On Behalf of | Jul 6, 2012 | Wrongful Death

Wrongful death cases in Texas involve filing a claim against a person or party for the death of a loved one. In order to be successful, a wrongful death claim must show the death of a human being caused by negligence of another, with family members who are suffering financially due to the death of their loved one.

Plaintiffs who successfully prove their case are most likely to receive financial or pecuniary damages. These damages cover pecuniary injuries that resulted from the decedent’s death, such as loss of income and medical expenses. In Texas, punitive damages are also available in some wrongful death suits. These fines are designed to prevent the guilty party from behaving in negligent conduct in the future.

Last summer, a 58-year-old man died from heat stroke, sustained while in a Dallas-area prison without air conditioning. At least nine people suffered from heat-related deaths last summer in Texas prisons. A wrongful death suit has been filed to change conditions for older inmates and those with medical conditions who cannot handle the intense summer heat.

A spokesperson for the Texas Department of Criminal Justice said that there is a protocol that is followed in hot weather conditions. This protocol involves providing inmates with water and ice, using fans, limiting outdoor activity and allowing additional showers and shorts to be worn.

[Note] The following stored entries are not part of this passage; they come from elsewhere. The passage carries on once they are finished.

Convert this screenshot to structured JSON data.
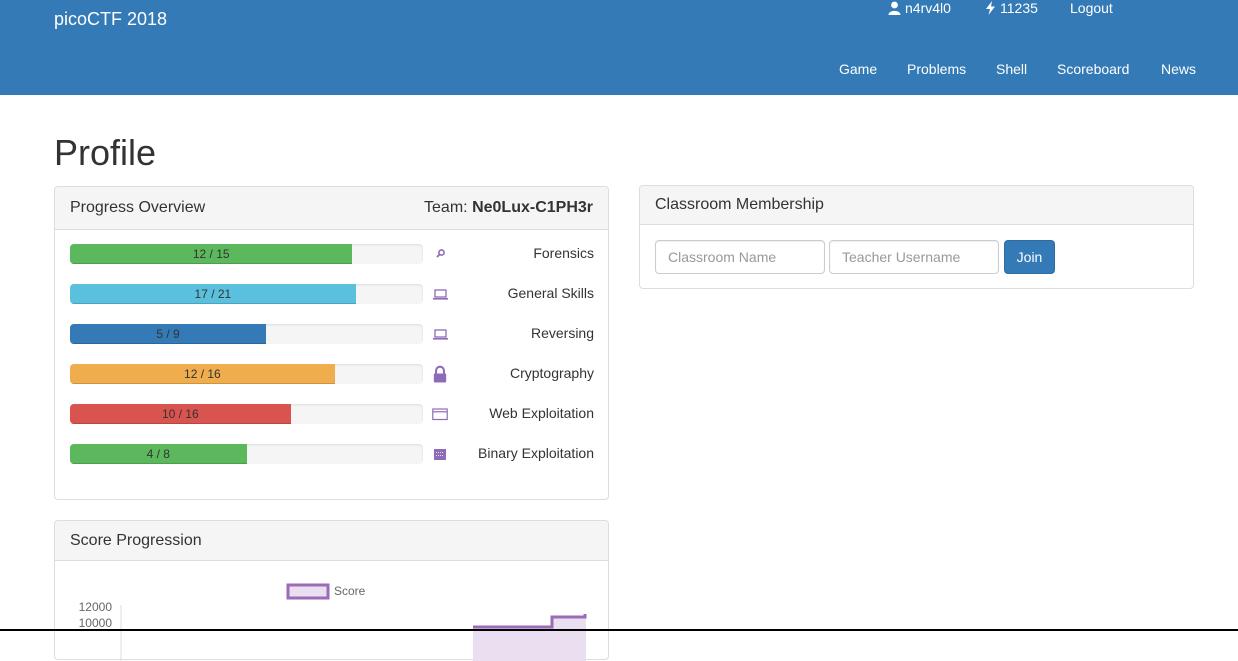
{
  "navbar": {
    "brand": "picoCTF 2018",
    "username": "n4rv4l0",
    "score": "11235",
    "logout_label": "Logout",
    "links": [
      "Game",
      "Problems",
      "Shell",
      "Scoreboard",
      "News"
    ],
    "bg_color": "#337ab7"
  },
  "page": {
    "title": "Profile"
  },
  "progress": {
    "heading": "Progress Overview",
    "team_label": "Team:",
    "team_name": "Ne0Lux-C1PH3r",
    "categories": [
      {
        "name": "Forensics",
        "text": "12 / 15",
        "solved": 12,
        "total": 15,
        "color": "#5cb85c",
        "icon": "magnifier-icon"
      },
      {
        "name": "General Skills",
        "text": "17 / 21",
        "solved": 17,
        "total": 21,
        "color": "#5bc0de",
        "icon": "laptop-icon"
      },
      {
        "name": "Reversing",
        "text": "5 / 9",
        "solved": 5,
        "total": 9,
        "color": "#337ab7",
        "icon": "laptop-icon"
      },
      {
        "name": "Cryptography",
        "text": "12 / 16",
        "solved": 12,
        "total": 16,
        "color": "#f0ad4e",
        "icon": "lock-icon"
      },
      {
        "name": "Web Exploitation",
        "text": "10 / 16",
        "solved": 10,
        "total": 16,
        "color": "#d9534f",
        "icon": "browser-window-icon"
      },
      {
        "name": "Binary Exploitation",
        "text": "4 / 8",
        "solved": 4,
        "total": 8,
        "color": "#5cb85c",
        "icon": "binary-chip-icon"
      }
    ],
    "icon_color": "#8e6bb8"
  },
  "score_progression": {
    "heading": "Score Progression",
    "legend": "Score",
    "y_ticks": [
      "12000",
      "10000"
    ],
    "line_color": "#9b6bb5"
  },
  "classroom": {
    "heading": "Classroom Membership",
    "classroom_placeholder": "Classroom Name",
    "teacher_placeholder": "Teacher Username",
    "join_label": "Join"
  }
}
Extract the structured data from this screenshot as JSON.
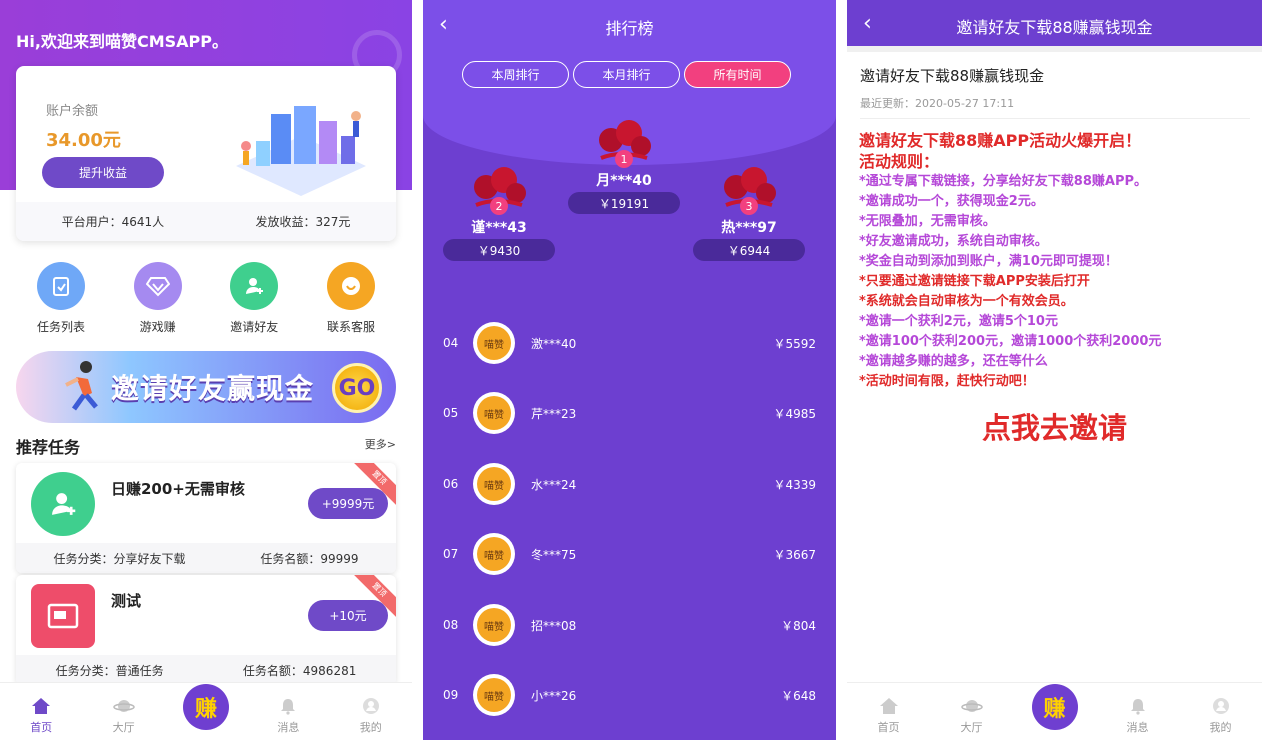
{
  "home": {
    "greeting": "Hi,欢迎来到喵赞CMSAPP。",
    "balance_label": "账户余额",
    "balance_value": "34.00元",
    "withdraw_button": "提升收益",
    "stats": {
      "users": "平台用户：4641人",
      "payout": "发放收益：327元"
    },
    "categories": [
      {
        "label": "任务列表",
        "icon": "clipboard-icon",
        "color": "#6fa8f7"
      },
      {
        "label": "游戏赚",
        "icon": "diamond-icon",
        "color": "#a58af0"
      },
      {
        "label": "邀请好友",
        "icon": "add-user-icon",
        "color": "#3fcf8e"
      },
      {
        "label": "联系客服",
        "icon": "chat-icon",
        "color": "#f5a623"
      }
    ],
    "banner_text": "邀请好友赢现金",
    "banner_go": "GO",
    "section_title": "推荐任务",
    "section_more": "更多>",
    "tasks": [
      {
        "title": "日赚200+无需审核",
        "reward": "+9999元",
        "category": "任务分类：分享好友下载",
        "quota": "任务名额：99999",
        "icon": "add-user-icon",
        "color": "#3fcf8e",
        "ribbon": "置顶"
      },
      {
        "title": "测试",
        "reward": "+10元",
        "category": "任务分类：普通任务",
        "quota": "任务名额：4986281",
        "icon": "image-icon",
        "color": "#ee4d6a",
        "ribbon": "置顶"
      }
    ]
  },
  "tabbar": {
    "home": "首页",
    "hall": "大厅",
    "earn": "赚",
    "messages": "消息",
    "mine": "我的"
  },
  "ranking": {
    "title": "排行榜",
    "tabs": [
      {
        "label": "本周排行",
        "active": false
      },
      {
        "label": "本月排行",
        "active": false
      },
      {
        "label": "所有时间",
        "active": true
      }
    ],
    "podium": [
      {
        "rank": "1",
        "name": "月***40",
        "amount": "￥19191"
      },
      {
        "rank": "2",
        "name": "谨***43",
        "amount": "￥9430"
      },
      {
        "rank": "3",
        "name": "热***97",
        "amount": "￥6944"
      }
    ],
    "list": [
      {
        "rank": "04",
        "name": "激***40",
        "amount": "￥5592",
        "avatar_text": "喵赞"
      },
      {
        "rank": "05",
        "name": "芹***23",
        "amount": "￥4985",
        "avatar_text": "喵赞"
      },
      {
        "rank": "06",
        "name": "水***24",
        "amount": "￥4339",
        "avatar_text": "喵赞"
      },
      {
        "rank": "07",
        "name": "冬***75",
        "amount": "￥3667",
        "avatar_text": "喵赞"
      },
      {
        "rank": "08",
        "name": "招***08",
        "amount": "￥804",
        "avatar_text": "喵赞"
      },
      {
        "rank": "09",
        "name": "小***26",
        "amount": "￥648",
        "avatar_text": "喵赞"
      }
    ]
  },
  "invite": {
    "header_title": "邀请好友下载88赚赢钱现金",
    "article_title": "邀请好友下载88赚赢钱现金",
    "updated": "最近更新：2020-05-27 17:11",
    "headline1": "邀请好友下载88赚APP活动火爆开启！",
    "headline2": "活动规则：",
    "rules": [
      {
        "text": "*通过专属下载链接，分享给好友下载88赚APP。",
        "color": "#b548d8"
      },
      {
        "text": "*邀请成功一个，获得现金2元。",
        "color": "#b548d8"
      },
      {
        "text": "*无限叠加，无需审核。",
        "color": "#b548d8"
      },
      {
        "text": "*好友邀请成功，系统自动审核。",
        "color": "#b548d8"
      },
      {
        "text": "*奖金自动到添加到账户，满10元即可提现！",
        "color": "#b548d8"
      },
      {
        "text": "*只要通过邀请链接下载APP安装后打开",
        "color": "#e02a2a"
      },
      {
        "text": "*系统就会自动审核为一个有效会员。",
        "color": "#e02a2a"
      },
      {
        "text": "*邀请一个获利2元，邀请5个10元",
        "color": "#b548d8"
      },
      {
        "text": "*邀请100个获利200元，邀请1000个获利2000元",
        "color": "#b548d8"
      },
      {
        "text": "*邀请越多赚的越多，还在等什么",
        "color": "#b548d8"
      },
      {
        "text": "*活动时间有限，赶快行动吧！",
        "color": "#e02a2a"
      }
    ],
    "cta": "点我去邀请"
  }
}
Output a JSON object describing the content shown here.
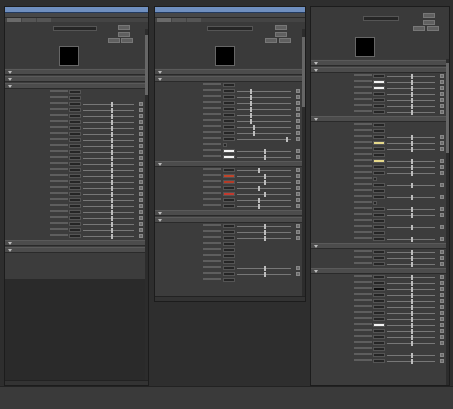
{
  "windows": [
    {
      "title": "",
      "menu": [
        "",
        "",
        "",
        "",
        ""
      ],
      "tabs": [
        "",
        "",
        ""
      ],
      "name_label": "",
      "name_value": "",
      "buttons": [
        "",
        "",
        "",
        ""
      ],
      "sections": [
        {
          "label": ""
        },
        {
          "label": ""
        },
        {
          "label": "",
          "rows": [
            {
              "label": "",
              "kind": "field"
            },
            {
              "label": "",
              "kind": "field"
            },
            {
              "label": "",
              "kind": "slider",
              "value": 0.55
            },
            {
              "label": "",
              "kind": "slider",
              "value": 0.55
            },
            {
              "label": "",
              "kind": "slider",
              "value": 0.55
            },
            {
              "label": "",
              "kind": "slider",
              "value": 0.55
            },
            {
              "label": "",
              "kind": "slider",
              "value": 0.55
            },
            {
              "label": "",
              "kind": "slider",
              "value": 0.55
            },
            {
              "label": "",
              "kind": "slider",
              "value": 0.55
            },
            {
              "label": "",
              "kind": "slider",
              "value": 0.55
            },
            {
              "label": "",
              "kind": "slider",
              "value": 0.55
            },
            {
              "label": "",
              "kind": "slider",
              "value": 0.55
            },
            {
              "label": "",
              "kind": "slider",
              "value": 0.55
            },
            {
              "label": "",
              "kind": "slider",
              "value": 0.55
            },
            {
              "label": "",
              "kind": "slider",
              "value": 0.55
            },
            {
              "label": "",
              "kind": "slider",
              "value": 0.55
            },
            {
              "label": "",
              "kind": "slider",
              "value": 0.55
            },
            {
              "label": "",
              "kind": "slider",
              "value": 0.55
            },
            {
              "label": "",
              "kind": "slider",
              "value": 0.55
            },
            {
              "label": "",
              "kind": "slider",
              "value": 0.55
            },
            {
              "label": "",
              "kind": "slider",
              "value": 0.55
            },
            {
              "label": "",
              "kind": "slider",
              "value": 0.55
            },
            {
              "label": "",
              "kind": "slider",
              "value": 0.55
            },
            {
              "label": "",
              "kind": "slider",
              "value": 0.55
            },
            {
              "label": "",
              "kind": "slider",
              "value": 0.55
            }
          ]
        },
        {
          "label": ""
        },
        {
          "label": ""
        }
      ],
      "status": ""
    },
    {
      "title": "",
      "menu": [
        "",
        "",
        "",
        "",
        ""
      ],
      "tabs": [
        "",
        "",
        ""
      ],
      "name_label": "",
      "name_value": "",
      "buttons": [
        "",
        "",
        "",
        ""
      ],
      "sections": [
        {
          "label": ""
        },
        {
          "label": "",
          "rows": [
            {
              "label": "",
              "kind": "field"
            },
            {
              "label": "",
              "kind": "slider",
              "value": 0.25
            },
            {
              "label": "",
              "kind": "slider",
              "value": 0.25
            },
            {
              "label": "",
              "kind": "slider",
              "value": 0.25
            },
            {
              "label": "",
              "kind": "slider",
              "value": 0.25
            },
            {
              "label": "",
              "kind": "slider",
              "value": 0.25
            },
            {
              "label": "",
              "kind": "slider",
              "value": 0.25
            },
            {
              "label": "",
              "kind": "slider",
              "value": 0.3
            },
            {
              "label": "",
              "kind": "slider",
              "value": 0.3
            },
            {
              "label": "",
              "kind": "slider",
              "value": 0.9
            },
            {
              "label": "",
              "kind": "checkbox"
            },
            {
              "label": "",
              "kind": "color",
              "color": "#f2f2f2"
            },
            {
              "label": "",
              "kind": "color",
              "color": "#f2f2f2"
            }
          ]
        },
        {
          "label": "",
          "rows": [
            {
              "label": "",
              "kind": "slider",
              "value": 0.4
            },
            {
              "label": "",
              "kind": "color",
              "color": "#c0452a"
            },
            {
              "label": "",
              "kind": "color",
              "color": "#b53b27"
            },
            {
              "label": "",
              "kind": "slider",
              "value": 0.4
            },
            {
              "label": "",
              "kind": "color",
              "color": "#c23a2e"
            },
            {
              "label": "",
              "kind": "slider",
              "value": 0.4
            },
            {
              "label": "",
              "kind": "slider",
              "value": 0.4
            }
          ]
        },
        {
          "label": ""
        },
        {
          "label": "",
          "rows": [
            {
              "label": "",
              "kind": "slider",
              "value": 0.5
            },
            {
              "label": "",
              "kind": "slider",
              "value": 0.5
            },
            {
              "label": "",
              "kind": "slider",
              "value": 0.5
            },
            {
              "label": "",
              "kind": "field"
            },
            {
              "label": "",
              "kind": "field"
            },
            {
              "label": "",
              "kind": "field"
            },
            {
              "label": "",
              "kind": "field"
            },
            {
              "label": "",
              "kind": "slider",
              "value": 0.5
            },
            {
              "label": "",
              "kind": "slider",
              "value": 0.5
            },
            {
              "label": "",
              "kind": "field"
            }
          ]
        }
      ],
      "status": ""
    },
    {
      "title": "",
      "menu": [],
      "tabs": [],
      "name_label": "",
      "name_value": "",
      "buttons": [
        "",
        "",
        "",
        ""
      ],
      "sections": [
        {
          "label": ""
        },
        {
          "label": "",
          "rows": [
            {
              "label": "",
              "kind": "slider",
              "value": 0.5
            },
            {
              "label": "",
              "kind": "color",
              "color": "#f2f2f2"
            },
            {
              "label": "",
              "kind": "color",
              "color": "#f2f2f2"
            },
            {
              "label": "",
              "kind": "slider",
              "value": 0.5
            },
            {
              "label": "",
              "kind": "slider",
              "value": 0.5
            },
            {
              "label": "",
              "kind": "slider",
              "value": 0.5
            },
            {
              "label": "",
              "kind": "slider",
              "value": 0.5
            }
          ]
        },
        {
          "label": "",
          "rows": [
            {
              "label": "",
              "kind": "field"
            },
            {
              "label": "",
              "kind": "field"
            },
            {
              "label": "",
              "kind": "slider",
              "value": 0.5
            },
            {
              "label": "",
              "kind": "color",
              "color": "#e6d98a"
            },
            {
              "label": "",
              "kind": "slider",
              "value": 0.5
            },
            {
              "label": "",
              "kind": "field"
            },
            {
              "label": "",
              "kind": "color",
              "color": "#e6d98a"
            },
            {
              "label": "",
              "kind": "slider",
              "value": 0.5
            },
            {
              "label": "",
              "kind": "slider",
              "value": 0.5
            },
            {
              "label": "",
              "kind": "checkbox"
            },
            {
              "label": "",
              "kind": "slider",
              "value": 0.5
            },
            {
              "label": "",
              "kind": "field"
            },
            {
              "label": "",
              "kind": "slider",
              "value": 0.5
            },
            {
              "label": "",
              "kind": "checkbox"
            },
            {
              "label": "",
              "kind": "slider",
              "value": 0.5
            },
            {
              "label": "",
              "kind": "slider",
              "value": 0.5
            },
            {
              "label": "",
              "kind": "field"
            },
            {
              "label": "",
              "kind": "slider",
              "value": 0.5
            },
            {
              "label": "",
              "kind": "field"
            },
            {
              "label": "",
              "kind": "slider",
              "value": 0.5
            }
          ]
        },
        {
          "label": "",
          "rows": [
            {
              "label": "",
              "kind": "slider",
              "value": 0.5
            },
            {
              "label": "",
              "kind": "slider",
              "value": 0.5
            },
            {
              "label": "",
              "kind": "slider",
              "value": 0.5
            }
          ]
        },
        {
          "label": "",
          "rows": [
            {
              "label": "",
              "kind": "slider",
              "value": 0.5
            },
            {
              "label": "",
              "kind": "slider",
              "value": 0.5
            },
            {
              "label": "",
              "kind": "color",
              "color": "#111111"
            },
            {
              "label": "",
              "kind": "slider",
              "value": 0.5
            },
            {
              "label": "",
              "kind": "slider",
              "value": 0.5
            },
            {
              "label": "",
              "kind": "slider",
              "value": 0.5
            },
            {
              "label": "",
              "kind": "slider",
              "value": 0.5
            },
            {
              "label": "",
              "kind": "slider",
              "value": 0.5
            },
            {
              "label": "",
              "kind": "color",
              "color": "#f2f2f2"
            },
            {
              "label": "",
              "kind": "slider",
              "value": 0.5
            },
            {
              "label": "",
              "kind": "slider",
              "value": 0.5
            },
            {
              "label": "",
              "kind": "slider",
              "value": 0.5
            },
            {
              "label": "",
              "kind": "field"
            },
            {
              "label": "",
              "kind": "slider",
              "value": 0.5
            },
            {
              "label": "",
              "kind": "slider",
              "value": 0.5
            }
          ]
        }
      ],
      "status": ""
    }
  ]
}
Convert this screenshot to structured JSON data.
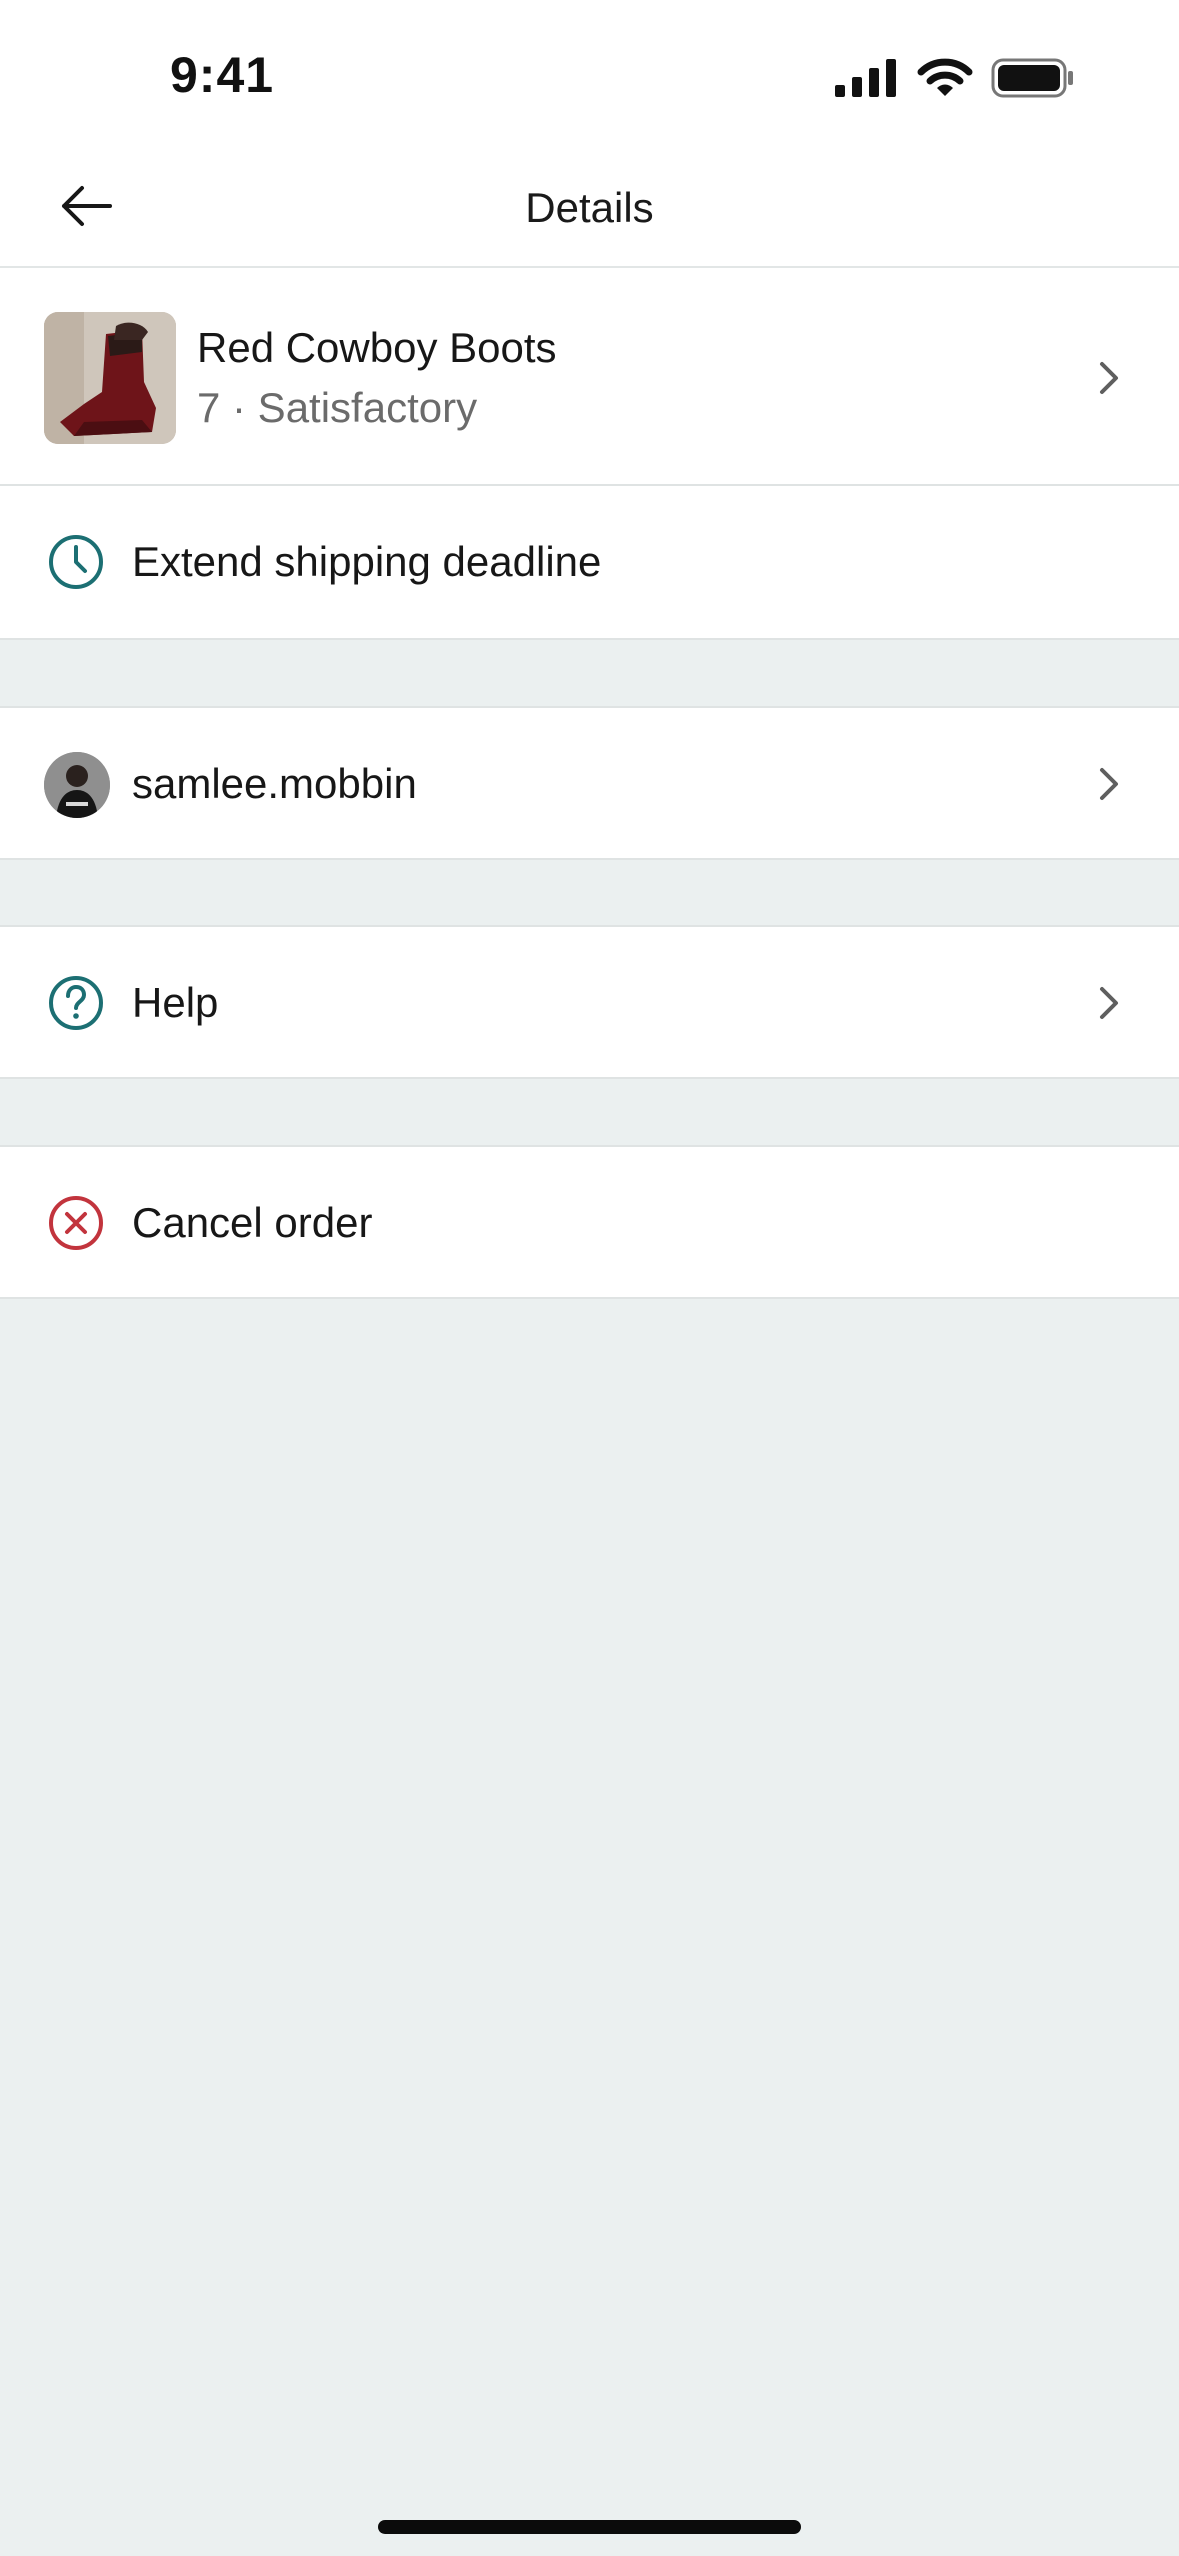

As is evidenced by the number of heat-related fatalities, the current measures supposedly enforced in state prisons are not enough to protect inmates’ health. At this point, only 21 out of 111 prison units are fully air-conditioned.

Some argue that the conditions are not that bad and that prison life should not be easy. Yet others say that it is simply inhumane to subject anyone, even prisoners to these conditions.

Furthermore, there are potentially concerns about constitutional rights in these cases. The Eighth Amendment forbids cruel and unusual punishment, which could be an implication of subjecting prisoners to extreme heat.

Regardless of what happens with prison conditions in the future, damages from this wrongful death suit will hopefully provide some solace to the family of the man who lost his life.